Scraping of webpages is really simple and elegant with Puppeteer. Let's try to scrape Codesnacks and get all the links on the page with anchor and text.
We can easily do this using puppeteer. There's no need to fetch the data first and parse it. You can just let puppeteer visit the page and run your own Javascript in the context of the page.
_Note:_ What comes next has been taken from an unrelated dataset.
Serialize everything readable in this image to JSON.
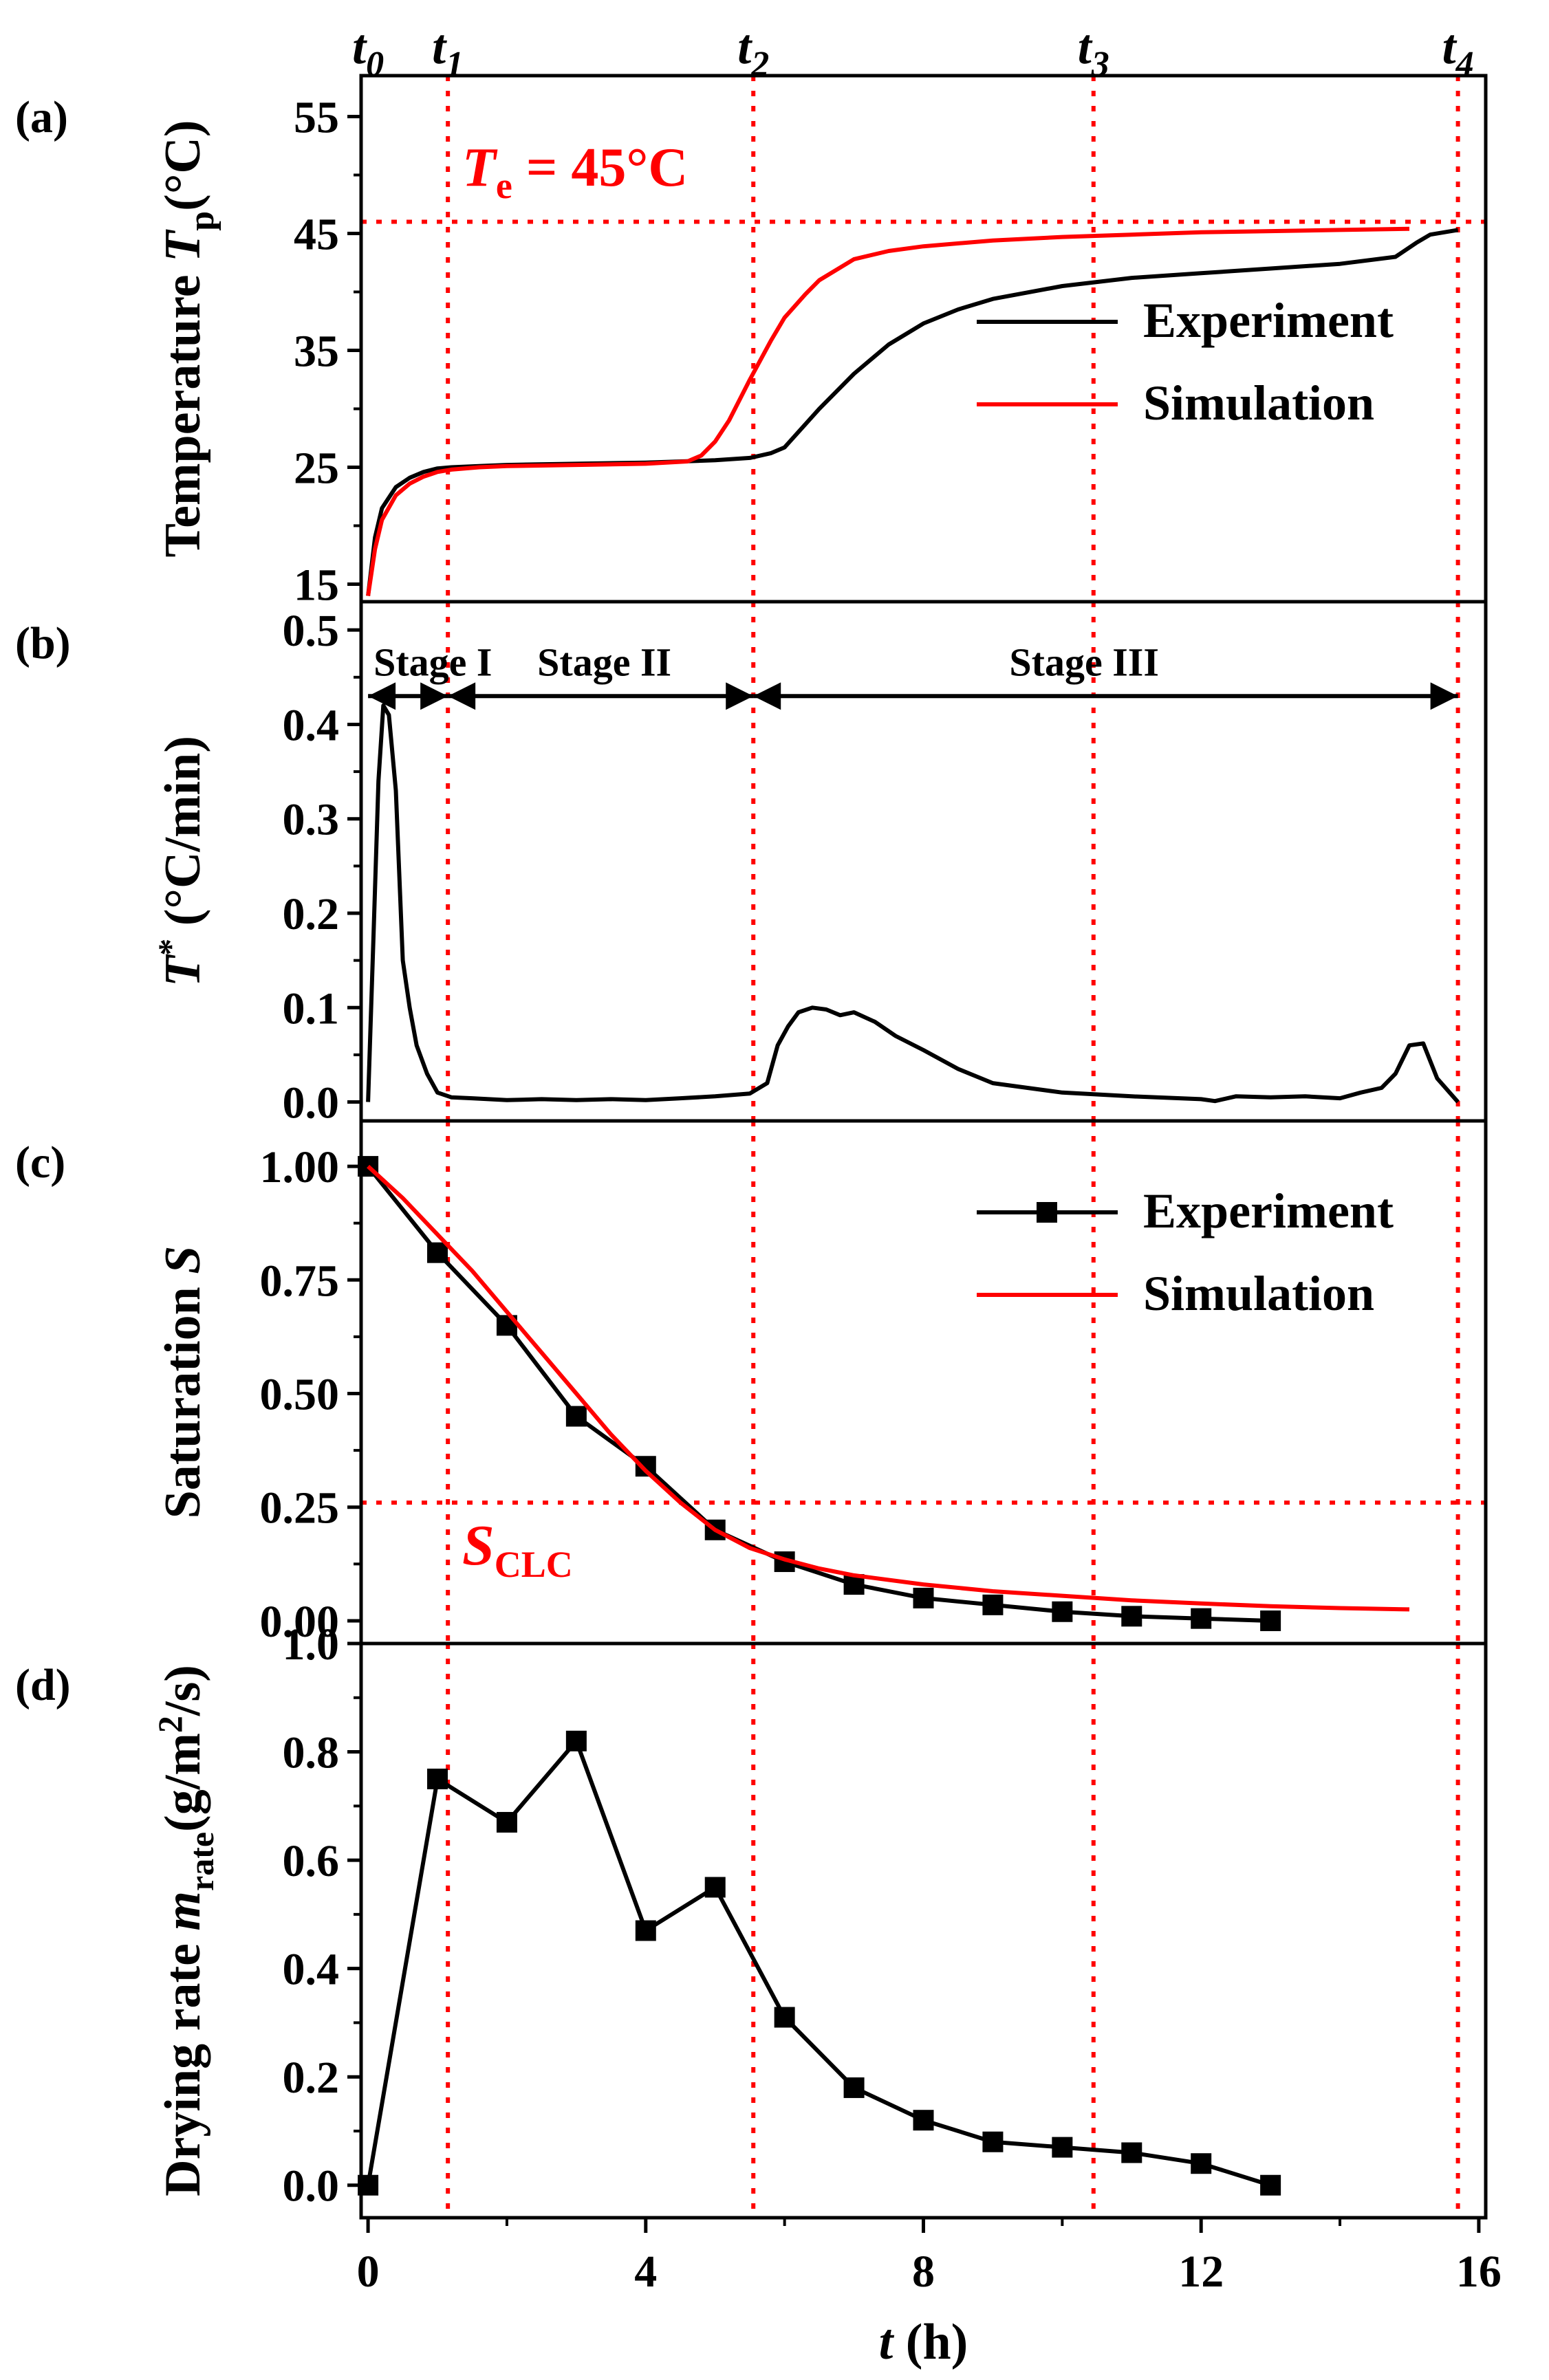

The best way to do this is to first run it in the console of your browser and the just copy it to the code if you made sure everything works as planned.
// npm i puppeteer
const puppeteer = require("puppeteer");
// we're using async/await - so we need an async function, that we can run
const run = async () => {
// open the browser and prepare a page
const browser = await puppeteer.launch();
const page = await browser.newPage();
// open the page to scrape
await page.goto("https://codesnacks.net");
// execute the JS in the context of the page to get all the links
const links = await page.evaluate(() =>
// let's just get all links and create an array from the resulting NodeList
Array.from(document.querySelectorAll("a")).map(anchor => [anchor.href, anchor.textContent])
);
// output all the links
console.log(links);
// close the browser
await browser.close();
};
// run the async function
run();
Before there was puppeteer there were several tools, that you had to stitch together.
- a library to fetch the document (e.g. axios or node-fetch)
- a parser to parse the HTML and access the DOM nodes (e.g. cheerio)
The problem with this approach was, that dynamically rendered pages were even harder to scrape. That's no issue with puppeteer, since it's actually using chrome - just headless.